Tainan-based Prince Housing and Development Corp (太子建設) is looking at earnings growth this year due to unrecognized sales and profits of about NT$6 billion (US$205.42 million), the company told an investors’ conference on Wednesday.
The rosy outlook, if realized, would beat last year’s net income, which soared nearly twofold from 2020 to a five-year high of NT$1.53 billion, or earnings of NT$0.95 per share.

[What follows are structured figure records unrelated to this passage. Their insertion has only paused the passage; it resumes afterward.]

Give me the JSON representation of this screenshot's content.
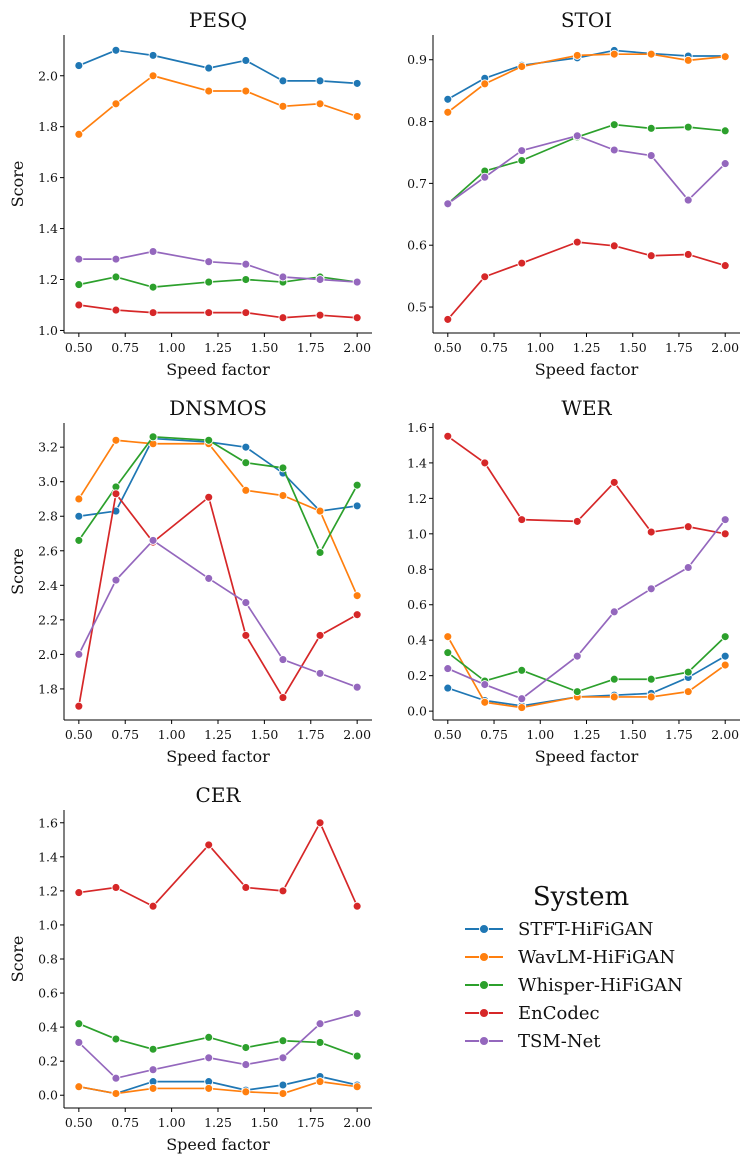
{
  "legend": {
    "title": "System",
    "entries": [
      "STFT-HiFiGAN",
      "WavLM-HiFiGAN",
      "Whisper-HiFiGAN",
      "EnCodec",
      "TSM-Net"
    ]
  },
  "series_colors": {
    "STFT-HiFiGAN": "#1f77b4",
    "WavLM-HiFiGAN": "#ff7f0e",
    "Whisper-HiFiGAN": "#2ca02c",
    "EnCodec": "#d62728",
    "TSM-Net": "#9467bd"
  },
  "chart_data": [
    {
      "type": "line",
      "title": "PESQ",
      "xlabel": "Speed factor",
      "ylabel": "Score",
      "x": [
        0.5,
        0.7,
        0.9,
        1.2,
        1.4,
        1.6,
        1.8,
        2.0
      ],
      "xlim": [
        0.42,
        2.08
      ],
      "ylim": [
        0.99,
        2.16
      ],
      "xticks": [
        "0.50",
        "0.75",
        "1.00",
        "1.25",
        "1.50",
        "1.75",
        "2.00"
      ],
      "yticks": [
        "1.0",
        "1.2",
        "1.4",
        "1.6",
        "1.8",
        "2.0"
      ],
      "series": [
        {
          "name": "STFT-HiFiGAN",
          "values": [
            2.04,
            2.1,
            2.08,
            2.03,
            2.06,
            1.98,
            1.98,
            1.97
          ]
        },
        {
          "name": "WavLM-HiFiGAN",
          "values": [
            1.77,
            1.89,
            2.0,
            1.94,
            1.94,
            1.88,
            1.89,
            1.84
          ]
        },
        {
          "name": "Whisper-HiFiGAN",
          "values": [
            1.18,
            1.21,
            1.17,
            1.19,
            1.2,
            1.19,
            1.21,
            1.19
          ]
        },
        {
          "name": "EnCodec",
          "values": [
            1.1,
            1.08,
            1.07,
            1.07,
            1.07,
            1.05,
            1.06,
            1.05
          ]
        },
        {
          "name": "TSM-Net",
          "values": [
            1.28,
            1.28,
            1.31,
            1.27,
            1.26,
            1.21,
            1.2,
            1.19
          ]
        }
      ]
    },
    {
      "type": "line",
      "title": "STOI",
      "xlabel": "Speed factor",
      "ylabel": "",
      "x": [
        0.5,
        0.7,
        0.9,
        1.2,
        1.4,
        1.6,
        1.8,
        2.0
      ],
      "xlim": [
        0.42,
        2.08
      ],
      "ylim": [
        0.458,
        0.94
      ],
      "xticks": [
        "0.50",
        "0.75",
        "1.00",
        "1.25",
        "1.50",
        "1.75",
        "2.00"
      ],
      "yticks": [
        "0.5",
        "0.6",
        "0.7",
        "0.8",
        "0.9"
      ],
      "series": [
        {
          "name": "STFT-HiFiGAN",
          "values": [
            0.836,
            0.87,
            0.891,
            0.903,
            0.915,
            0.91,
            0.906,
            0.906
          ]
        },
        {
          "name": "WavLM-HiFiGAN",
          "values": [
            0.815,
            0.861,
            0.889,
            0.907,
            0.909,
            0.909,
            0.899,
            0.905
          ]
        },
        {
          "name": "Whisper-HiFiGAN",
          "values": [
            0.667,
            0.72,
            0.737,
            0.775,
            0.795,
            0.789,
            0.791,
            0.785
          ]
        },
        {
          "name": "EnCodec",
          "values": [
            0.48,
            0.549,
            0.571,
            0.605,
            0.599,
            0.583,
            0.585,
            0.567
          ]
        },
        {
          "name": "TSM-Net",
          "values": [
            0.667,
            0.71,
            0.753,
            0.777,
            0.754,
            0.745,
            0.673,
            0.732
          ]
        }
      ]
    },
    {
      "type": "line",
      "title": "DNSMOS",
      "xlabel": "Speed factor",
      "ylabel": "Score",
      "x": [
        0.5,
        0.7,
        0.9,
        1.2,
        1.4,
        1.6,
        1.8,
        2.0
      ],
      "xlim": [
        0.42,
        2.08
      ],
      "ylim": [
        1.62,
        3.34
      ],
      "xticks": [
        "0.50",
        "0.75",
        "1.00",
        "1.25",
        "1.50",
        "1.75",
        "2.00"
      ],
      "yticks": [
        "1.8",
        "2.0",
        "2.2",
        "2.4",
        "2.6",
        "2.8",
        "3.0",
        "3.2"
      ],
      "series": [
        {
          "name": "STFT-HiFiGAN",
          "values": [
            2.8,
            2.83,
            3.25,
            3.23,
            3.2,
            3.05,
            2.83,
            2.86
          ]
        },
        {
          "name": "WavLM-HiFiGAN",
          "values": [
            2.9,
            3.24,
            3.22,
            3.22,
            2.95,
            2.92,
            2.83,
            2.34
          ]
        },
        {
          "name": "Whisper-HiFiGAN",
          "values": [
            2.66,
            2.97,
            3.26,
            3.24,
            3.11,
            3.08,
            2.59,
            2.98
          ]
        },
        {
          "name": "EnCodec",
          "values": [
            1.7,
            2.93,
            2.65,
            2.91,
            2.11,
            1.75,
            2.11,
            2.23
          ]
        },
        {
          "name": "TSM-Net",
          "values": [
            2.0,
            2.43,
            2.66,
            2.44,
            2.3,
            1.97,
            1.89,
            1.81
          ]
        }
      ]
    },
    {
      "type": "line",
      "title": "WER",
      "xlabel": "Speed factor",
      "ylabel": "",
      "x": [
        0.5,
        0.7,
        0.9,
        1.2,
        1.4,
        1.6,
        1.8,
        2.0
      ],
      "xlim": [
        0.42,
        2.08
      ],
      "ylim": [
        -0.05,
        1.625
      ],
      "xticks": [
        "0.50",
        "0.75",
        "1.00",
        "1.25",
        "1.50",
        "1.75",
        "2.00"
      ],
      "yticks": [
        "0.0",
        "0.2",
        "0.4",
        "0.6",
        "0.8",
        "1.0",
        "1.2",
        "1.4",
        "1.6"
      ],
      "series": [
        {
          "name": "STFT-HiFiGAN",
          "values": [
            0.13,
            0.06,
            0.03,
            0.08,
            0.09,
            0.1,
            0.19,
            0.31
          ]
        },
        {
          "name": "WavLM-HiFiGAN",
          "values": [
            0.42,
            0.05,
            0.02,
            0.08,
            0.08,
            0.08,
            0.11,
            0.26
          ]
        },
        {
          "name": "Whisper-HiFiGAN",
          "values": [
            0.33,
            0.17,
            0.23,
            0.11,
            0.18,
            0.18,
            0.22,
            0.42
          ]
        },
        {
          "name": "EnCodec",
          "values": [
            1.55,
            1.4,
            1.08,
            1.07,
            1.29,
            1.01,
            1.04,
            1.0
          ]
        },
        {
          "name": "TSM-Net",
          "values": [
            0.24,
            0.15,
            0.07,
            0.31,
            0.56,
            0.69,
            0.81,
            1.08
          ]
        }
      ]
    },
    {
      "type": "line",
      "title": "CER",
      "xlabel": "Speed factor",
      "ylabel": "Score",
      "x": [
        0.5,
        0.7,
        0.9,
        1.2,
        1.4,
        1.6,
        1.8,
        2.0
      ],
      "xlim": [
        0.42,
        2.08
      ],
      "ylim": [
        -0.075,
        1.675
      ],
      "xticks": [
        "0.50",
        "0.75",
        "1.00",
        "1.25",
        "1.50",
        "1.75",
        "2.00"
      ],
      "yticks": [
        "0.0",
        "0.2",
        "0.4",
        "0.6",
        "0.8",
        "1.0",
        "1.2",
        "1.4",
        "1.6"
      ],
      "series": [
        {
          "name": "STFT-HiFiGAN",
          "values": [
            0.05,
            0.01,
            0.08,
            0.08,
            0.03,
            0.06,
            0.11,
            0.06
          ]
        },
        {
          "name": "WavLM-HiFiGAN",
          "values": [
            0.05,
            0.01,
            0.04,
            0.04,
            0.02,
            0.01,
            0.08,
            0.05
          ]
        },
        {
          "name": "Whisper-HiFiGAN",
          "values": [
            0.42,
            0.33,
            0.27,
            0.34,
            0.28,
            0.32,
            0.31,
            0.23
          ]
        },
        {
          "name": "EnCodec",
          "values": [
            1.19,
            1.22,
            1.11,
            1.47,
            1.22,
            1.2,
            1.6,
            1.11
          ]
        },
        {
          "name": "TSM-Net",
          "values": [
            0.31,
            0.1,
            0.15,
            0.22,
            0.18,
            0.22,
            0.42,
            0.48
          ]
        }
      ]
    }
  ]
}
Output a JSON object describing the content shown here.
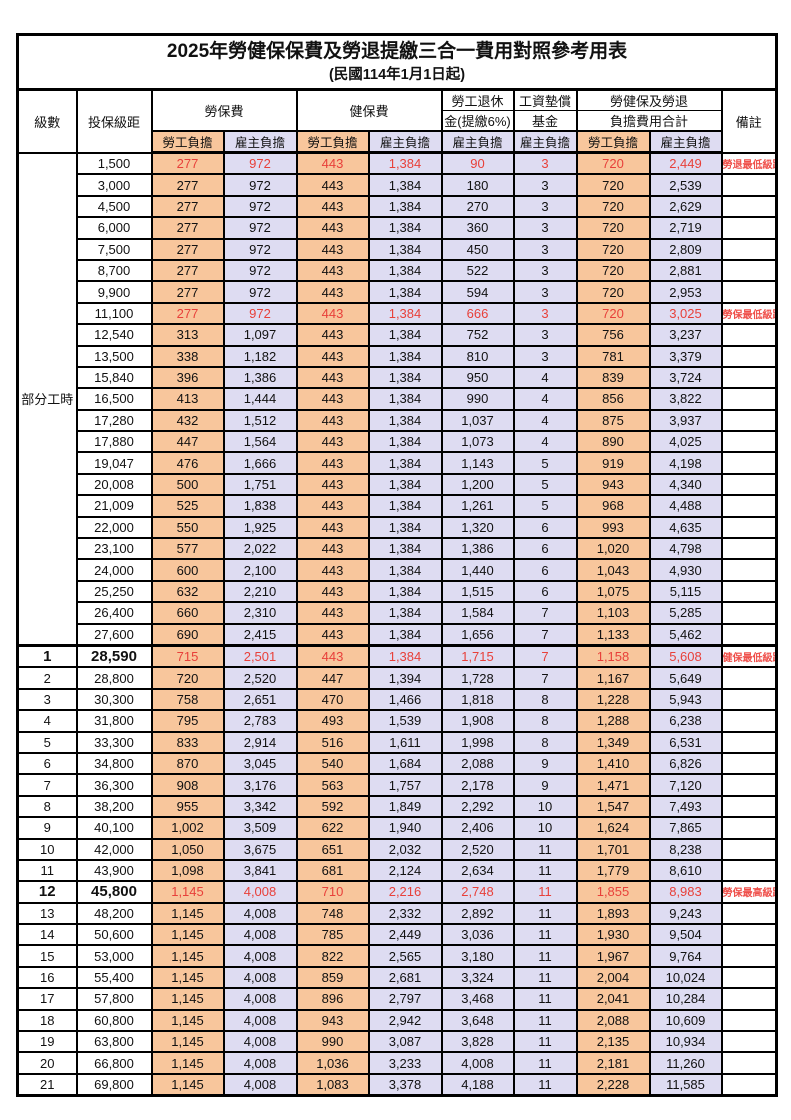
{
  "title": "2025年勞健保保費及勞退提繳三合一費用對照參考用表",
  "subtitle": "(民國114年1月1日起)",
  "colors": {
    "worker_bg": "#F8C69C",
    "employer_bg": "#DEDCF2",
    "highlight_value_red": "#E8403A",
    "remark_red": "#EF4F4A",
    "grid_black": "#000000"
  },
  "header": {
    "level": "級數",
    "bracket": "投保級距",
    "labor_fee": "勞保費",
    "health_fee": "健保費",
    "pension_line1": "勞工退休",
    "pension_line2": "金(提繳6%)",
    "wage_fund_line1": "工資墊償",
    "wage_fund_line2": "基金",
    "total_line1": "勞健保及勞退",
    "total_line2": "負擔費用合計",
    "remark": "備註",
    "worker": "勞工負擔",
    "employer": "雇主負擔"
  },
  "part_time_label": "部分工時",
  "part_time_rowspan": 23,
  "section_start_index": 23,
  "column_bg": [
    "worker-bg",
    "employer-bg",
    "worker-bg",
    "employer-bg",
    "employer-bg",
    "employer-bg",
    "worker-bg",
    "employer-bg"
  ],
  "rows": [
    {
      "lv": "",
      "sal": "1,500",
      "v": [
        "277",
        "972",
        "443",
        "1,384",
        "90",
        "3",
        "720",
        "2,449"
      ],
      "rm": "勞退最低級距",
      "hl": true,
      "big": false
    },
    {
      "lv": "",
      "sal": "3,000",
      "v": [
        "277",
        "972",
        "443",
        "1,384",
        "180",
        "3",
        "720",
        "2,539"
      ],
      "rm": "",
      "hl": false,
      "big": false
    },
    {
      "lv": "",
      "sal": "4,500",
      "v": [
        "277",
        "972",
        "443",
        "1,384",
        "270",
        "3",
        "720",
        "2,629"
      ],
      "rm": "",
      "hl": false,
      "big": false
    },
    {
      "lv": "",
      "sal": "6,000",
      "v": [
        "277",
        "972",
        "443",
        "1,384",
        "360",
        "3",
        "720",
        "2,719"
      ],
      "rm": "",
      "hl": false,
      "big": false
    },
    {
      "lv": "",
      "sal": "7,500",
      "v": [
        "277",
        "972",
        "443",
        "1,384",
        "450",
        "3",
        "720",
        "2,809"
      ],
      "rm": "",
      "hl": false,
      "big": false
    },
    {
      "lv": "",
      "sal": "8,700",
      "v": [
        "277",
        "972",
        "443",
        "1,384",
        "522",
        "3",
        "720",
        "2,881"
      ],
      "rm": "",
      "hl": false,
      "big": false
    },
    {
      "lv": "",
      "sal": "9,900",
      "v": [
        "277",
        "972",
        "443",
        "1,384",
        "594",
        "3",
        "720",
        "2,953"
      ],
      "rm": "",
      "hl": false,
      "big": false
    },
    {
      "lv": "",
      "sal": "11,100",
      "v": [
        "277",
        "972",
        "443",
        "1,384",
        "666",
        "3",
        "720",
        "3,025"
      ],
      "rm": "勞保最低級距",
      "hl": true,
      "big": false
    },
    {
      "lv": "",
      "sal": "12,540",
      "v": [
        "313",
        "1,097",
        "443",
        "1,384",
        "752",
        "3",
        "756",
        "3,237"
      ],
      "rm": "",
      "hl": false,
      "big": false
    },
    {
      "lv": "",
      "sal": "13,500",
      "v": [
        "338",
        "1,182",
        "443",
        "1,384",
        "810",
        "3",
        "781",
        "3,379"
      ],
      "rm": "",
      "hl": false,
      "big": false
    },
    {
      "lv": "",
      "sal": "15,840",
      "v": [
        "396",
        "1,386",
        "443",
        "1,384",
        "950",
        "4",
        "839",
        "3,724"
      ],
      "rm": "",
      "hl": false,
      "big": false
    },
    {
      "lv": "",
      "sal": "16,500",
      "v": [
        "413",
        "1,444",
        "443",
        "1,384",
        "990",
        "4",
        "856",
        "3,822"
      ],
      "rm": "",
      "hl": false,
      "big": false
    },
    {
      "lv": "",
      "sal": "17,280",
      "v": [
        "432",
        "1,512",
        "443",
        "1,384",
        "1,037",
        "4",
        "875",
        "3,937"
      ],
      "rm": "",
      "hl": false,
      "big": false
    },
    {
      "lv": "",
      "sal": "17,880",
      "v": [
        "447",
        "1,564",
        "443",
        "1,384",
        "1,073",
        "4",
        "890",
        "4,025"
      ],
      "rm": "",
      "hl": false,
      "big": false
    },
    {
      "lv": "",
      "sal": "19,047",
      "v": [
        "476",
        "1,666",
        "443",
        "1,384",
        "1,143",
        "5",
        "919",
        "4,198"
      ],
      "rm": "",
      "hl": false,
      "big": false
    },
    {
      "lv": "",
      "sal": "20,008",
      "v": [
        "500",
        "1,751",
        "443",
        "1,384",
        "1,200",
        "5",
        "943",
        "4,340"
      ],
      "rm": "",
      "hl": false,
      "big": false
    },
    {
      "lv": "",
      "sal": "21,009",
      "v": [
        "525",
        "1,838",
        "443",
        "1,384",
        "1,261",
        "5",
        "968",
        "4,488"
      ],
      "rm": "",
      "hl": false,
      "big": false
    },
    {
      "lv": "",
      "sal": "22,000",
      "v": [
        "550",
        "1,925",
        "443",
        "1,384",
        "1,320",
        "6",
        "993",
        "4,635"
      ],
      "rm": "",
      "hl": false,
      "big": false
    },
    {
      "lv": "",
      "sal": "23,100",
      "v": [
        "577",
        "2,022",
        "443",
        "1,384",
        "1,386",
        "6",
        "1,020",
        "4,798"
      ],
      "rm": "",
      "hl": false,
      "big": false
    },
    {
      "lv": "",
      "sal": "24,000",
      "v": [
        "600",
        "2,100",
        "443",
        "1,384",
        "1,440",
        "6",
        "1,043",
        "4,930"
      ],
      "rm": "",
      "hl": false,
      "big": false
    },
    {
      "lv": "",
      "sal": "25,250",
      "v": [
        "632",
        "2,210",
        "443",
        "1,384",
        "1,515",
        "6",
        "1,075",
        "5,115"
      ],
      "rm": "",
      "hl": false,
      "big": false
    },
    {
      "lv": "",
      "sal": "26,400",
      "v": [
        "660",
        "2,310",
        "443",
        "1,384",
        "1,584",
        "7",
        "1,103",
        "5,285"
      ],
      "rm": "",
      "hl": false,
      "big": false
    },
    {
      "lv": "",
      "sal": "27,600",
      "v": [
        "690",
        "2,415",
        "443",
        "1,384",
        "1,656",
        "7",
        "1,133",
        "5,462"
      ],
      "rm": "",
      "hl": false,
      "big": false
    },
    {
      "lv": "1",
      "sal": "28,590",
      "v": [
        "715",
        "2,501",
        "443",
        "1,384",
        "1,715",
        "7",
        "1,158",
        "5,608"
      ],
      "rm": "健保最低級距",
      "hl": true,
      "big": true
    },
    {
      "lv": "2",
      "sal": "28,800",
      "v": [
        "720",
        "2,520",
        "447",
        "1,394",
        "1,728",
        "7",
        "1,167",
        "5,649"
      ],
      "rm": "",
      "hl": false,
      "big": false
    },
    {
      "lv": "3",
      "sal": "30,300",
      "v": [
        "758",
        "2,651",
        "470",
        "1,466",
        "1,818",
        "8",
        "1,228",
        "5,943"
      ],
      "rm": "",
      "hl": false,
      "big": false
    },
    {
      "lv": "4",
      "sal": "31,800",
      "v": [
        "795",
        "2,783",
        "493",
        "1,539",
        "1,908",
        "8",
        "1,288",
        "6,238"
      ],
      "rm": "",
      "hl": false,
      "big": false
    },
    {
      "lv": "5",
      "sal": "33,300",
      "v": [
        "833",
        "2,914",
        "516",
        "1,611",
        "1,998",
        "8",
        "1,349",
        "6,531"
      ],
      "rm": "",
      "hl": false,
      "big": false
    },
    {
      "lv": "6",
      "sal": "34,800",
      "v": [
        "870",
        "3,045",
        "540",
        "1,684",
        "2,088",
        "9",
        "1,410",
        "6,826"
      ],
      "rm": "",
      "hl": false,
      "big": false
    },
    {
      "lv": "7",
      "sal": "36,300",
      "v": [
        "908",
        "3,176",
        "563",
        "1,757",
        "2,178",
        "9",
        "1,471",
        "7,120"
      ],
      "rm": "",
      "hl": false,
      "big": false
    },
    {
      "lv": "8",
      "sal": "38,200",
      "v": [
        "955",
        "3,342",
        "592",
        "1,849",
        "2,292",
        "10",
        "1,547",
        "7,493"
      ],
      "rm": "",
      "hl": false,
      "big": false
    },
    {
      "lv": "9",
      "sal": "40,100",
      "v": [
        "1,002",
        "3,509",
        "622",
        "1,940",
        "2,406",
        "10",
        "1,624",
        "7,865"
      ],
      "rm": "",
      "hl": false,
      "big": false
    },
    {
      "lv": "10",
      "sal": "42,000",
      "v": [
        "1,050",
        "3,675",
        "651",
        "2,032",
        "2,520",
        "11",
        "1,701",
        "8,238"
      ],
      "rm": "",
      "hl": false,
      "big": false
    },
    {
      "lv": "11",
      "sal": "43,900",
      "v": [
        "1,098",
        "3,841",
        "681",
        "2,124",
        "2,634",
        "11",
        "1,779",
        "8,610"
      ],
      "rm": "",
      "hl": false,
      "big": false
    },
    {
      "lv": "12",
      "sal": "45,800",
      "v": [
        "1,145",
        "4,008",
        "710",
        "2,216",
        "2,748",
        "11",
        "1,855",
        "8,983"
      ],
      "rm": "勞保最高級距",
      "hl": true,
      "big": true
    },
    {
      "lv": "13",
      "sal": "48,200",
      "v": [
        "1,145",
        "4,008",
        "748",
        "2,332",
        "2,892",
        "11",
        "1,893",
        "9,243"
      ],
      "rm": "",
      "hl": false,
      "big": false
    },
    {
      "lv": "14",
      "sal": "50,600",
      "v": [
        "1,145",
        "4,008",
        "785",
        "2,449",
        "3,036",
        "11",
        "1,930",
        "9,504"
      ],
      "rm": "",
      "hl": false,
      "big": false
    },
    {
      "lv": "15",
      "sal": "53,000",
      "v": [
        "1,145",
        "4,008",
        "822",
        "2,565",
        "3,180",
        "11",
        "1,967",
        "9,764"
      ],
      "rm": "",
      "hl": false,
      "big": false
    },
    {
      "lv": "16",
      "sal": "55,400",
      "v": [
        "1,145",
        "4,008",
        "859",
        "2,681",
        "3,324",
        "11",
        "2,004",
        "10,024"
      ],
      "rm": "",
      "hl": false,
      "big": false
    },
    {
      "lv": "17",
      "sal": "57,800",
      "v": [
        "1,145",
        "4,008",
        "896",
        "2,797",
        "3,468",
        "11",
        "2,041",
        "10,284"
      ],
      "rm": "",
      "hl": false,
      "big": false
    },
    {
      "lv": "18",
      "sal": "60,800",
      "v": [
        "1,145",
        "4,008",
        "943",
        "2,942",
        "3,648",
        "11",
        "2,088",
        "10,609"
      ],
      "rm": "",
      "hl": false,
      "big": false
    },
    {
      "lv": "19",
      "sal": "63,800",
      "v": [
        "1,145",
        "4,008",
        "990",
        "3,087",
        "3,828",
        "11",
        "2,135",
        "10,934"
      ],
      "rm": "",
      "hl": false,
      "big": false
    },
    {
      "lv": "20",
      "sal": "66,800",
      "v": [
        "1,145",
        "4,008",
        "1,036",
        "3,233",
        "4,008",
        "11",
        "2,181",
        "11,260"
      ],
      "rm": "",
      "hl": false,
      "big": false
    },
    {
      "lv": "21",
      "sal": "69,800",
      "v": [
        "1,145",
        "4,008",
        "1,083",
        "3,378",
        "4,188",
        "11",
        "2,228",
        "11,585"
      ],
      "rm": "",
      "hl": false,
      "big": false
    }
  ]
}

The company’s board approved a proposed cash dividend of NT$0.5 per share, pending shareholders’ approval at a meeting on June 17.
Prince Housing and Development stands to benefit from a new housing project in New Taipei City’s Linkou District (林口) and two new projects in Kaohsiung: one in Renwu District (仁武) and another in Nanzih District (楠梓).
The three complexes might generate sales of NT$2.5 billion, NT$2.04 billion and NT$2.48 billion respectively, it said.
The firm has obtained use licenses for the Linkou complex and expects to obtain the use licenses for the complex in Kaohsiung’s Renwu later this month, meaning that they could contribute revenue.
The Nanzih complex, which has been completed, is 55 percent sold, leaving room for an extra NT$2.48 billion in sales, it said, adding that sales at the complexes are key to the company’s profitability this year.
Overall sales could reach NT$13.32 billion this year after factoring in unsold houses at various locations in Taiwan, it said.
Its investment in affiliated hotels might be recovering from the COVID-19 pandemic given the figures from the first quarter, Prince Housing and Development said.
The company is the property owner of W Hotel in Taipei’s Xinyi District (信義) and Hotel Resonance Taipei (台北時代寓所) in Zhongzheng District (中正).
The two facilities are targeting fashionable and tech-savvy business and leisure travelers from Taiwan and abroad.
While maintaining border controls, Taiwan has eased quarantine and social-distancing requirements, as the number of infections from the Omicron variant of SARS-CoV-2 are spiking, but more than 99 percent of the cases display mild or no COVID-19 symptoms.